Fell's Point was now becoming very unhealthy, and many cases of disease had terminated there speedily in death. On the thirty-first of August, I visited with Dr. Allendre, Mr. J. R. in the seventh day of his disease. He had now a constant hiccup, and a copious vomiting of the coffee grounds; his eyes were very yellow, his skin cool; his pulse full but so irregular, as to beat sometimes three pulsations in one-sixth of a minute; sometimes fifteen in the same period of time. He died the next morning. On the same part of Baltimore, I attended with Dr. Brown, Mr. Thomas L---- who was taken ill on the twenty-sixth of August; his apprentice boy on the twenty-seventh; and his maid servant on the thirty-first. Mr. C----'s son Thomas was attacked on teh twenty-eighth; himself and his son Robert on the following day. A boy of captain F----'s was attacked on the twenty-seventh. In the town, three persons, who had contracted their fever on the Point, came under my observation on the twenty-ninth and thirtieth of August. All these cases, except one, terminated favourably.

While this scene of disease was extending on the Point, the town became unusually healthy. Some took advantage of this circumstance, to oppose the assertion that a yellow fever had appeared among us, and to ridicule the authors of such a declaration. But the disease soon extended itself so widely, that incredulity ceased, and even the tongue of calumny itself was almost silent.
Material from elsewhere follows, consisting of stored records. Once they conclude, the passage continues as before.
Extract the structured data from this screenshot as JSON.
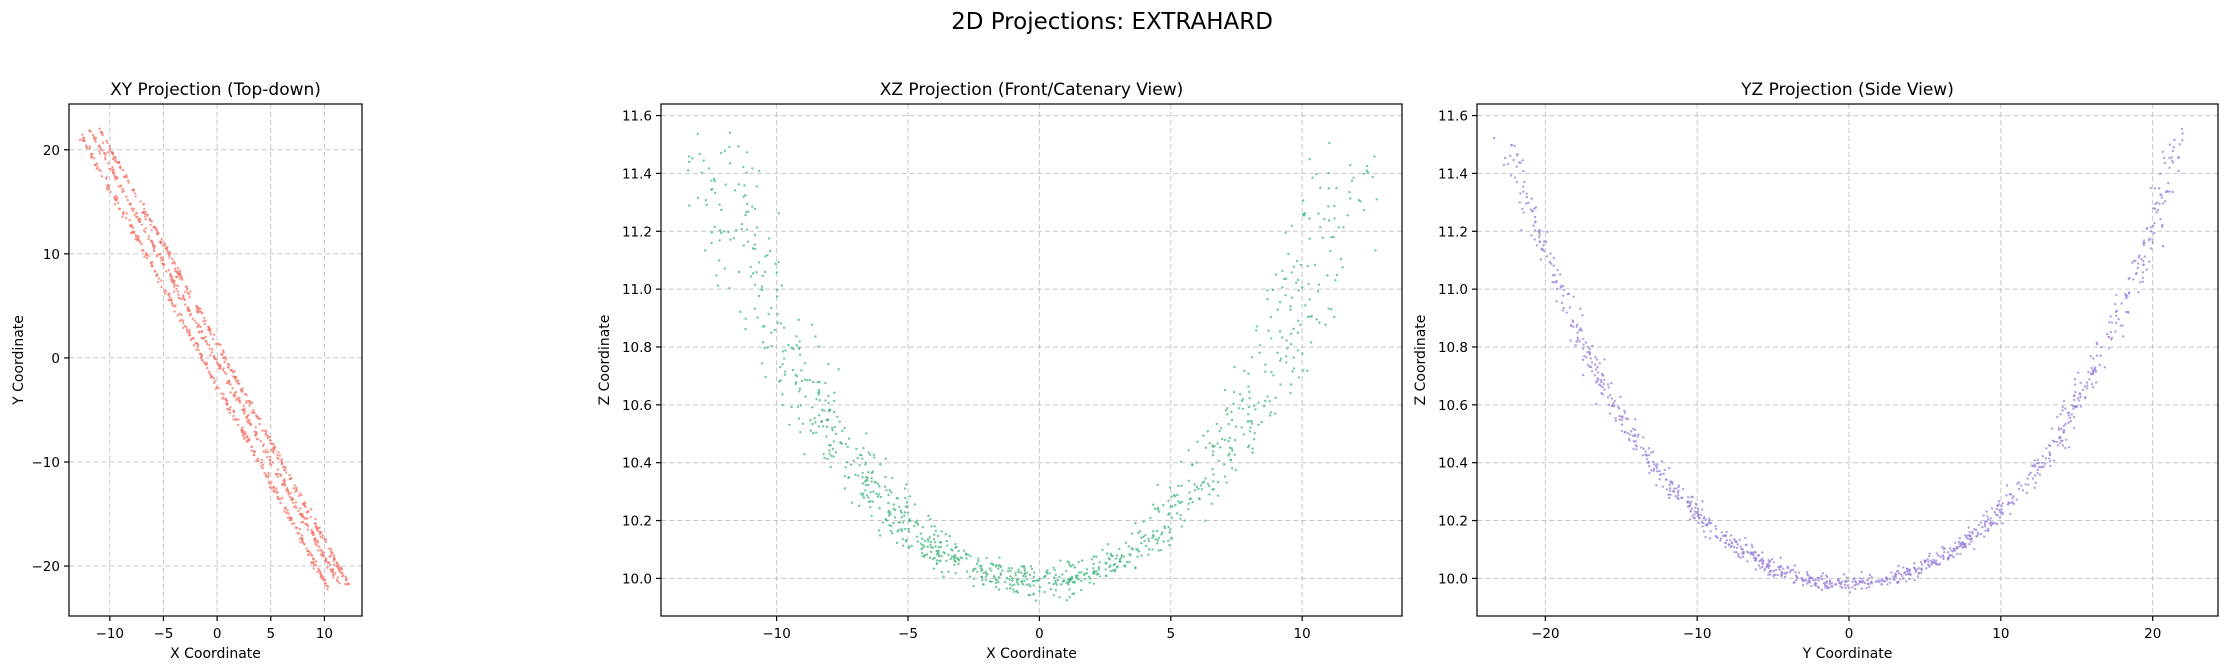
{
  "figure": {
    "title": "2D Projections: EXTRAHARD"
  },
  "colors": {
    "xy": "#f4756a",
    "xz": "#3fb77b",
    "yz": "#9b7fd9"
  },
  "chart_data": [
    {
      "id": "xy",
      "type": "scatter",
      "title": "XY Projection (Top-down)",
      "xlabel": "X Coordinate",
      "ylabel": "Y Coordinate",
      "xlim": [
        -13.8,
        13.5
      ],
      "ylim": [
        -24.8,
        24.4
      ],
      "xticks": [
        -10,
        -5,
        0,
        5,
        10
      ],
      "yticks": [
        -20,
        -10,
        0,
        10,
        20
      ],
      "grid": true,
      "series": [
        {
          "x": [
            -12.7,
            10.4
          ],
          "y": [
            21.4,
            -22.2
          ]
        },
        {
          "x": [
            -11.8,
            11.3
          ],
          "y": [
            21.8,
            -21.6
          ]
        },
        {
          "x": [
            -10.9,
            12.3
          ],
          "y": [
            21.9,
            -21.9
          ]
        }
      ]
    },
    {
      "id": "xz",
      "type": "scatter",
      "title": "XZ Projection (Front/Catenary View)",
      "xlabel": "X Coordinate",
      "ylabel": "Z Coordinate",
      "xlim": [
        -14.4,
        13.8
      ],
      "ylim": [
        9.87,
        11.64
      ],
      "xticks": [
        -10,
        -5,
        0,
        5,
        10
      ],
      "yticks": [
        10.0,
        10.2,
        10.4,
        10.6,
        10.8,
        11.0,
        11.2,
        11.4,
        11.6
      ],
      "grid": true,
      "series": [
        {
          "x": [
            -12.0,
            -6.0,
            0.0,
            6.0,
            11.0
          ],
          "y": [
            11.55,
            10.32,
            9.98,
            10.3,
            11.5
          ]
        },
        {
          "x": [
            -13.0,
            -6.5,
            0.0,
            6.5,
            12.4
          ],
          "y": [
            11.45,
            10.36,
            10.0,
            10.38,
            11.45
          ]
        }
      ]
    },
    {
      "id": "yz",
      "type": "scatter",
      "title": "YZ Projection (Side View)",
      "xlabel": "Y Coordinate",
      "ylabel": "Z Coordinate",
      "xlim": [
        -24.5,
        24.3
      ],
      "ylim": [
        9.87,
        11.64
      ],
      "xticks": [
        -20,
        -10,
        0,
        10,
        20
      ],
      "yticks": [
        10.0,
        10.2,
        10.4,
        10.6,
        10.8,
        11.0,
        11.2,
        11.4,
        11.6
      ],
      "grid": true,
      "series": [
        {
          "x": [
            -22.5,
            -10.0,
            0.0,
            10.0,
            22.0
          ],
          "y": [
            11.52,
            10.3,
            9.98,
            10.3,
            11.55
          ]
        }
      ]
    }
  ]
}
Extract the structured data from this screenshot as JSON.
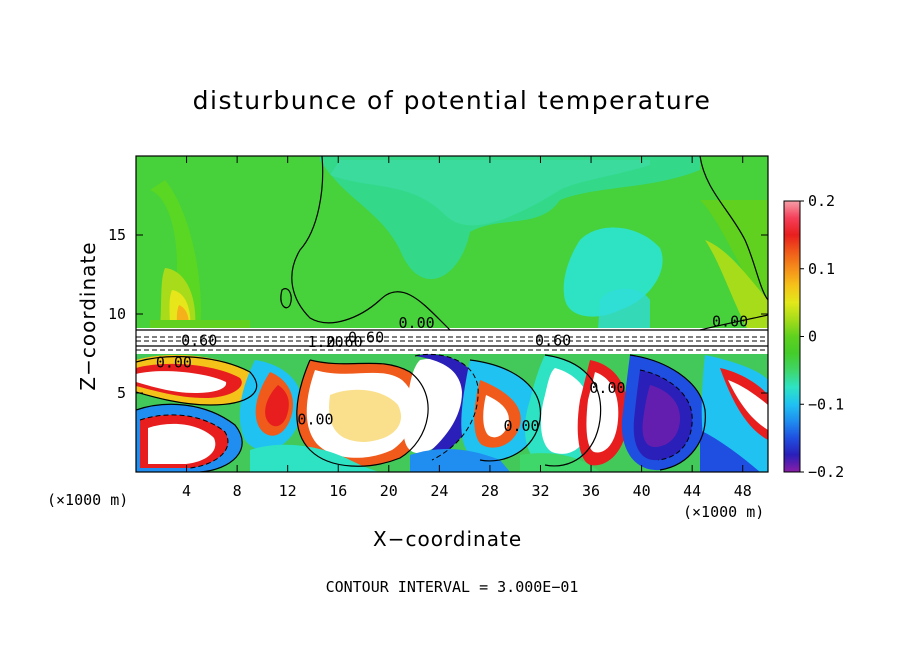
{
  "chart_data": {
    "type": "heatmap",
    "title": "disturbunce of potential temperature",
    "xlabel": "X−coordinate",
    "ylabel": "Z−coordinate",
    "x_unit_left": "(×1000 m)",
    "x_unit_right": "(×1000 m)",
    "footer": "CONTOUR INTERVAL = 3.000E−01",
    "xlim": [
      0,
      50
    ],
    "ylim": [
      0,
      20
    ],
    "x_ticks": [
      4,
      8,
      12,
      16,
      20,
      24,
      28,
      32,
      36,
      40,
      44,
      48
    ],
    "y_ticks": [
      5,
      10,
      15
    ],
    "colorbar": {
      "range": [
        -0.2,
        0.2
      ],
      "tick_values": [
        0.2,
        0.1,
        0,
        -0.1,
        -0.2
      ],
      "tick_labels": [
        "0.2",
        "0.1",
        "0",
        "−0.1",
        "−0.2"
      ],
      "colors": [
        "#8b1ea8",
        "#2a1fb8",
        "#1f4fe0",
        "#1f8ef0",
        "#20c2f2",
        "#2ee3c4",
        "#3fd66a",
        "#44cc2a",
        "#5fd11e",
        "#a6dc1a",
        "#e2e81a",
        "#f5c21a",
        "#f58f1a",
        "#f05a1a",
        "#e81e1e",
        "#f5405a",
        "#f59fa8"
      ]
    },
    "field_summary": {
      "upper_layer": {
        "z_range": [
          9,
          20
        ],
        "value_approx": 0.0,
        "note": "mostly green, weak positive (yellow) near x 3-5, weak negative (cyan) near x 28-40"
      },
      "lower_layer": {
        "z_range": [
          0,
          9
        ],
        "value_range": [
          -0.2,
          0.2
        ],
        "note": "turbulent mixed eddies, strong positive (red/white) and negative (blue/purple) blobs"
      }
    },
    "contour_labels": [
      {
        "x": 5.0,
        "z": 8.0,
        "text": "0.60"
      },
      {
        "x": 15.0,
        "z": 7.9,
        "text": "1.20"
      },
      {
        "x": 16.5,
        "z": 7.9,
        "text": "0.60"
      },
      {
        "x": 18.2,
        "z": 8.2,
        "text": "0.60"
      },
      {
        "x": 3.0,
        "z": 6.6,
        "text": "0.00"
      },
      {
        "x": 14.2,
        "z": 3.0,
        "text": "0.00"
      },
      {
        "x": 22.2,
        "z": 9.1,
        "text": "0.00"
      },
      {
        "x": 30.5,
        "z": 2.6,
        "text": "0.00"
      },
      {
        "x": 33.0,
        "z": 8.0,
        "text": "0.60"
      },
      {
        "x": 37.3,
        "z": 5.0,
        "text": "0.00"
      },
      {
        "x": 47.0,
        "z": 9.2,
        "text": "0.00"
      }
    ]
  }
}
About the sixth of September, the healthy tranquility of the town of Baltimore was again ruffled by the return of remitting fevers, which, together with the intermittents of this season, were almost universally accompanied with catarrhal symtoms. The tenth of the month will be long remembered by the inhabitants of Baltimore, as the day which deprived them of Mr. Stephen Wilson. He died of a bilious colic. His unshaken patriotism, as a citizen; the rectitude of his conduct, as a great commercial character; the liberality of his soul, as a humane and virtuous christian; teh dignified simplicity of his manners, as a man; and the sincerity of his heart, as an inestimable friend, have left on every heart an impression, which can wear away only with life itself.

The yellow fever continued to increase on the Point in extent and malignity. Doctors Allendre and Richard Griffith, and Degraffenreidt were at the same time in imminent danger of falling victim to it. Dr. Dorling had lately died in town, and Dr. ---- Griffith, sen. on the Point, was carried off after thirty hours indisposition. The reverend Mr. Buston, of the Roman catholic church, who had been much engaged on the Point in administering the last offices to the dying, was now dangerously ill. So great was the number of the sick about the twenty-fifth, that Doctor Coulter visited and prescribed for more than a hundred and twenty persons daily.

Before the close of September, a panic spread through the town, and drove a great number of families to seek refuge in the country. As I rode on the morning of the thirtieth, through the Point, I was struck with the melancholy change induced by a very few days. The streets were no longer crowded, and noisy with business or festivity. The eye would scarcely meet a dozen persons in its longest street. In the rooms of the sick, I more particularly observed the stillness of the streets. But a little time before, even when the reduced violence of disease would have permitted them to doze, every slumber was broken or banished by the noise without. The whole day resembled in silence the hours of night.

A happy change of weather at this time, checked the rapid progress of the fever, and rescued the town from sharing the general misfortune of the Point. The disease declined; and by the middle of October, the health-committee closed the accounts of the dead. The citizens returned to their homes and business; and in very short time, a person passing through the Point itself, would be reminded of its late situation only by observing in some alleys the bodies of a number of dead cats.